Stadtbummel in Oslo (3) – Aker Brygge und Grünerløkka

Heute wollen wir uns auf unserem Stadtbummel ein wenig ins Osloer Nacht- und Szeneleben begeben, und zwar in die Stadtteile Aker Brygge und Grünerløkka, zwei doch recht unterschiedliche Szenen in Oslo. 

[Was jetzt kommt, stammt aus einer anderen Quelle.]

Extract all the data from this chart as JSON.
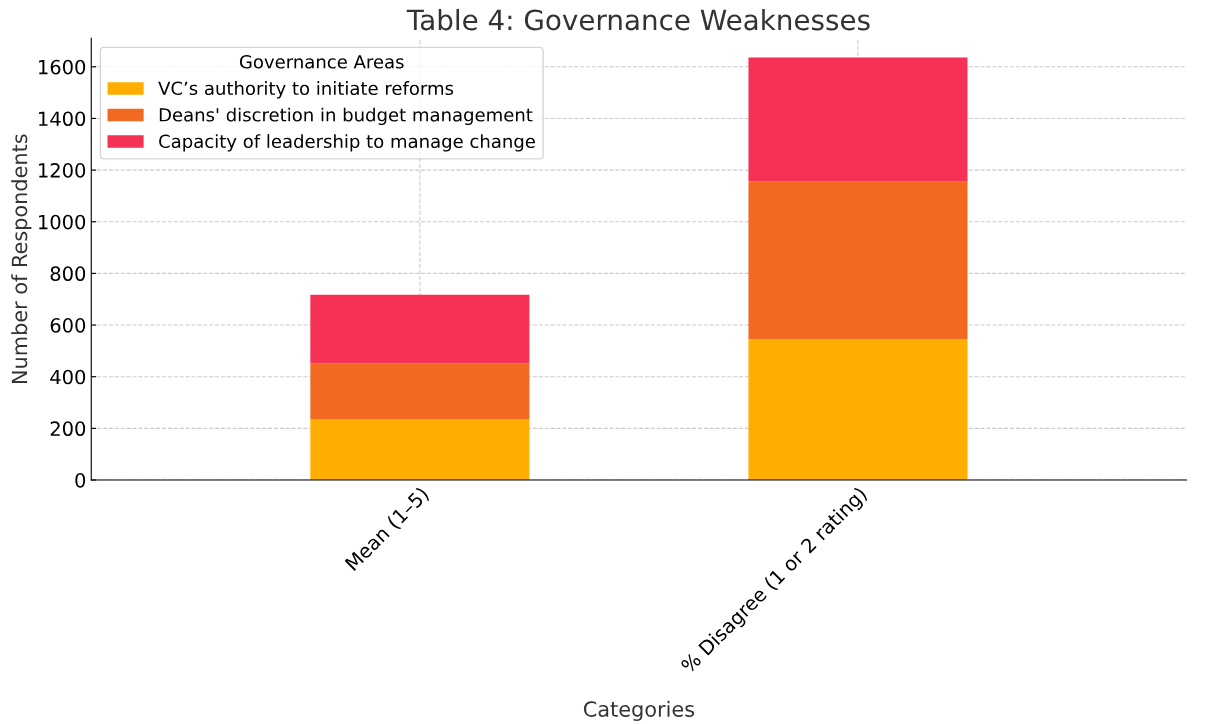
{
  "chart_data": {
    "type": "bar",
    "title": "Table 4: Governance Weaknesses",
    "xlabel": "Categories",
    "ylabel": "Number of Respondents",
    "legend_title": "Governance Areas",
    "categories": [
      "Mean (1–5)",
      "% Disagree (1 or 2 rating)"
    ],
    "stacked": true,
    "series": [
      {
        "name": "VC’s authority to initiate reforms",
        "color": "#ffae00",
        "values": [
          236,
          545
        ]
      },
      {
        "name": "Deans' discretion in budget management",
        "color": "#f26922",
        "values": [
          215,
          611
        ]
      },
      {
        "name": "Capacity of leadership to manage change",
        "color": "#f53155",
        "values": [
          266,
          480
        ]
      }
    ],
    "ylim": [
      0,
      1710
    ],
    "yticks": [
      0,
      200,
      400,
      600,
      800,
      1000,
      1200,
      1400,
      1600
    ],
    "grid": true,
    "legend": "top left"
  }
}
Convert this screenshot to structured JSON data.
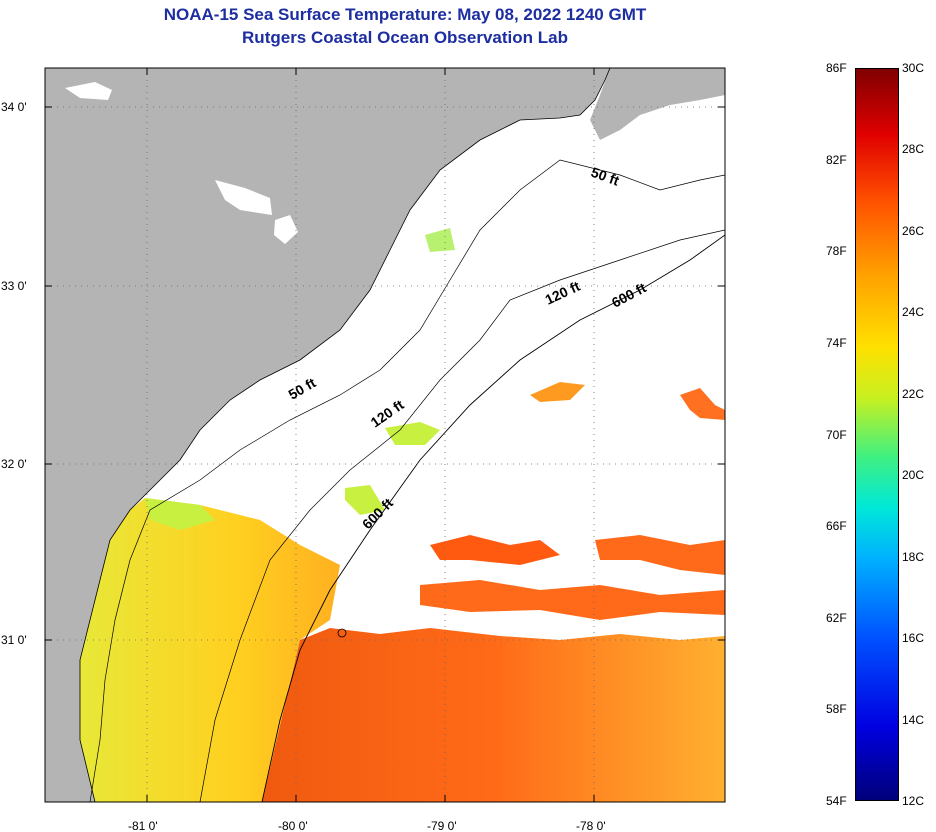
{
  "header": {
    "title": "NOAA-15 Sea Surface Temperature:  May 08, 2022 1240 GMT",
    "subtitle": "Rutgers Coastal Ocean Observation Lab"
  },
  "axes": {
    "lat_labels": [
      "34 0'",
      "33 0'",
      "32 0'",
      "31 0'"
    ],
    "lon_labels": [
      "-81 0'",
      "-80 0'",
      "-79 0'",
      "-78 0'"
    ]
  },
  "contours": {
    "c50a": "50 ft",
    "c50b": "50 ft",
    "c120a": "120 ft",
    "c120b": "120 ft",
    "c600a": "600 ft",
    "c600b": "600 ft"
  },
  "colorbar": {
    "fahrenheit": [
      "86F",
      "82F",
      "78F",
      "74F",
      "70F",
      "66F",
      "62F",
      "58F",
      "54F"
    ],
    "celsius": [
      "30C",
      "28C",
      "26C",
      "24C",
      "22C",
      "20C",
      "18C",
      "16C",
      "14C",
      "12C"
    ],
    "range_f": [
      54,
      86
    ],
    "range_c": [
      12,
      30
    ]
  },
  "colors": {
    "land": "#b4b4b4",
    "cloud": "#ffffff",
    "title": "#1d2ea0"
  }
}
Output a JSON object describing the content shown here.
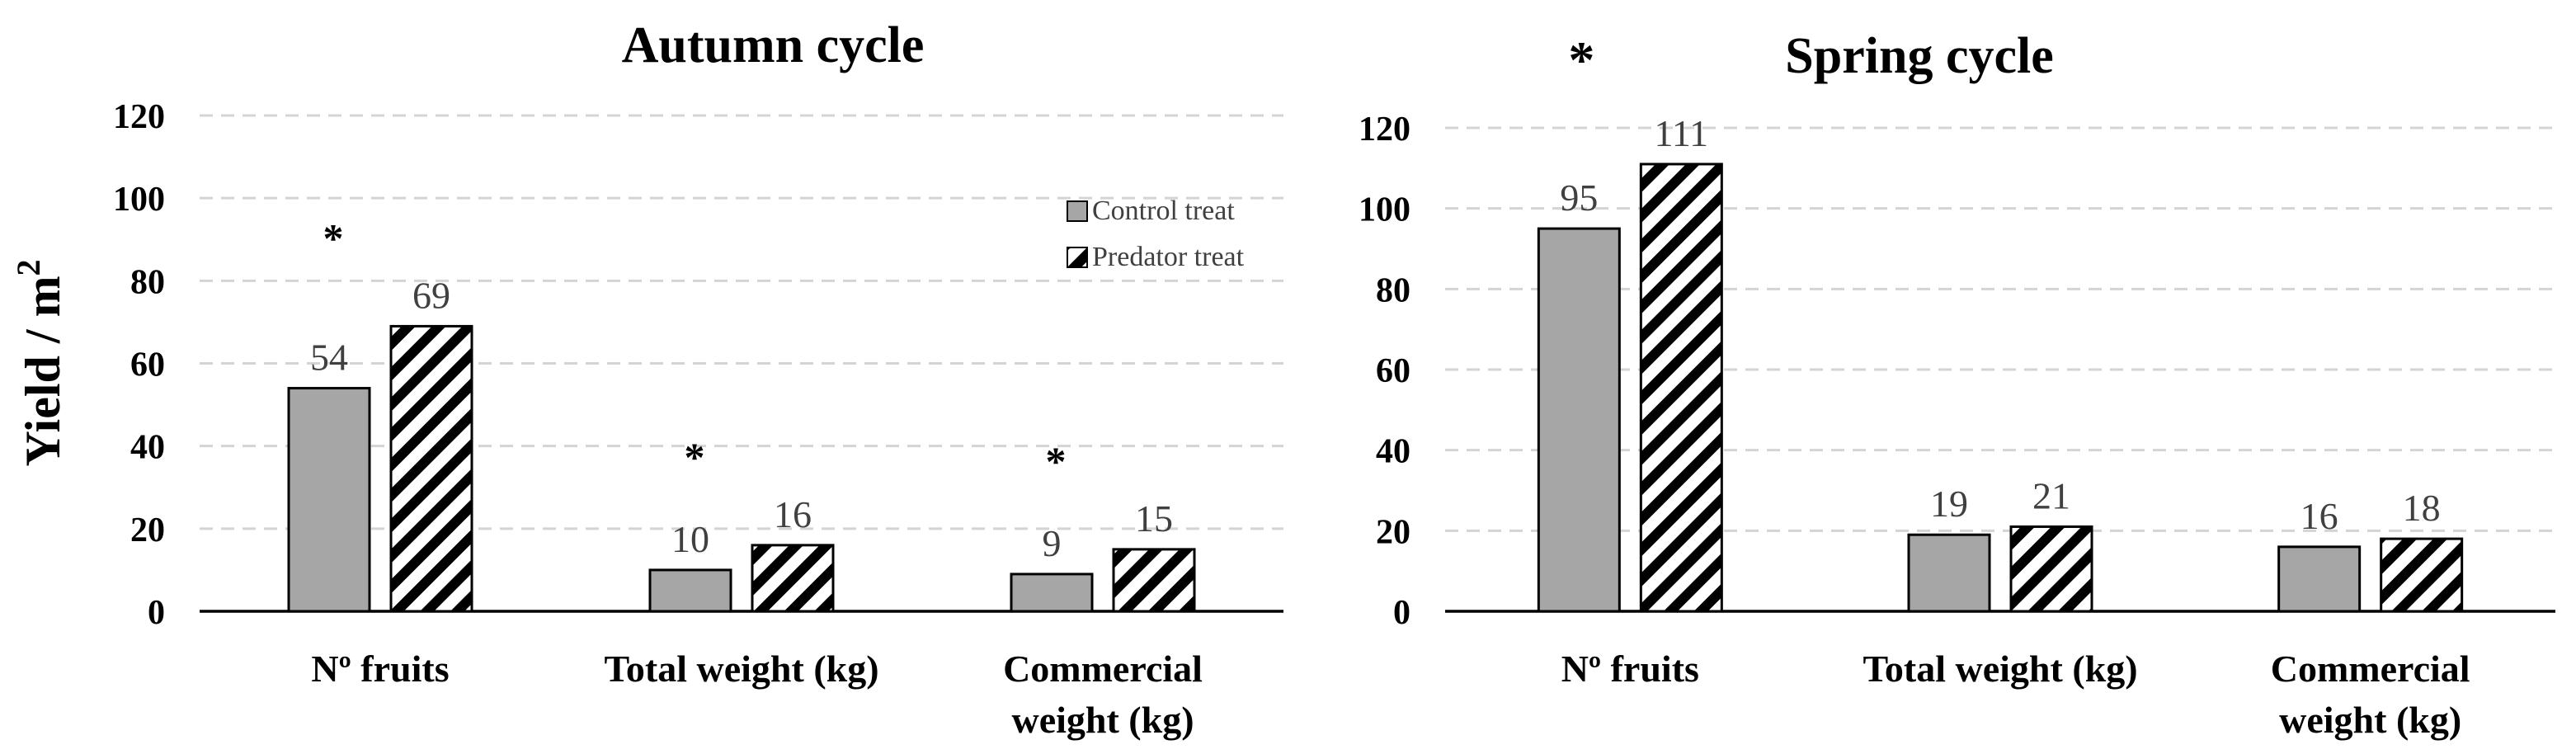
{
  "y_axis_label": "Yield / m",
  "y_axis_label_sup": "2",
  "legend": [
    {
      "key": "control",
      "label": "Control treat"
    },
    {
      "key": "predator",
      "label": "Predator treat"
    }
  ],
  "colors": {
    "control": "#a6a6a6",
    "predator_stripe": "#000000",
    "predator_bg": "#ffffff",
    "grid": "#d4d4d4"
  },
  "chart_data": [
    {
      "type": "bar",
      "title": "Autumn cycle",
      "categories": [
        {
          "lines": [
            "Nº fruits"
          ]
        },
        {
          "lines": [
            "Total weight (kg)"
          ]
        },
        {
          "lines": [
            "Commercial",
            "weight (kg)"
          ]
        }
      ],
      "series": [
        {
          "name": "Control treat",
          "values": [
            54,
            10,
            9
          ]
        },
        {
          "name": "Predator treat",
          "values": [
            69,
            16,
            15
          ]
        }
      ],
      "value_labels": [
        [
          "54",
          "10",
          "9"
        ],
        [
          "69",
          "16",
          "15"
        ]
      ],
      "significance": [
        "*",
        "*",
        "*"
      ],
      "ylim": [
        0,
        120
      ],
      "yticks": [
        "0",
        "20",
        "40",
        "60",
        "80",
        "100",
        "120"
      ],
      "legend": true
    },
    {
      "type": "bar",
      "title": "Spring cycle",
      "categories": [
        {
          "lines": [
            "Nº fruits"
          ]
        },
        {
          "lines": [
            "Total weight (kg)"
          ]
        },
        {
          "lines": [
            "Commercial",
            "weight (kg)"
          ]
        }
      ],
      "series": [
        {
          "name": "Control treat",
          "values": [
            95,
            19,
            16
          ]
        },
        {
          "name": "Predator treat",
          "values": [
            111,
            21,
            18
          ]
        }
      ],
      "value_labels": [
        [
          "95",
          "19",
          "16"
        ],
        [
          "111",
          "21",
          "18"
        ]
      ],
      "significance": [
        "*",
        "",
        ""
      ],
      "ylim": [
        0,
        120
      ],
      "yticks": [
        "0",
        "20",
        "40",
        "60",
        "80",
        "100",
        "120"
      ],
      "legend": false
    }
  ]
}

Aker Brygge ist ein sehr neues Szeneviertel, es liegt direkt am Osloer Hafen, Richtung Stadt blickt man auf das Rathaus und über die Bucht hinüber auf die Festung Akershus. Im Hafen wimmeln die kleinen Fähren, die z. B. zur Museumsinsel fahren und an den Anlegern sieht man viele Traditionssegler, auf denen am Abend und auch tagsüber die verschiedensten Veranstaltungen stattfinden.

Oslo - Blick von Aker Brygge zur Festung Akershus

Oslo – Blick von Aker Brygge zur Festung Akershus

 

Die „Kneipenmeile“ von Aker Brygge entstand auf dem Gelände der im Jahr 1982 geschlossenen Werft „Akers Mekaniske Verksted AS“, heute findet man in Aker Brygge neben Geschäften auch etwa 40 Bars, Restaurants und Cafés.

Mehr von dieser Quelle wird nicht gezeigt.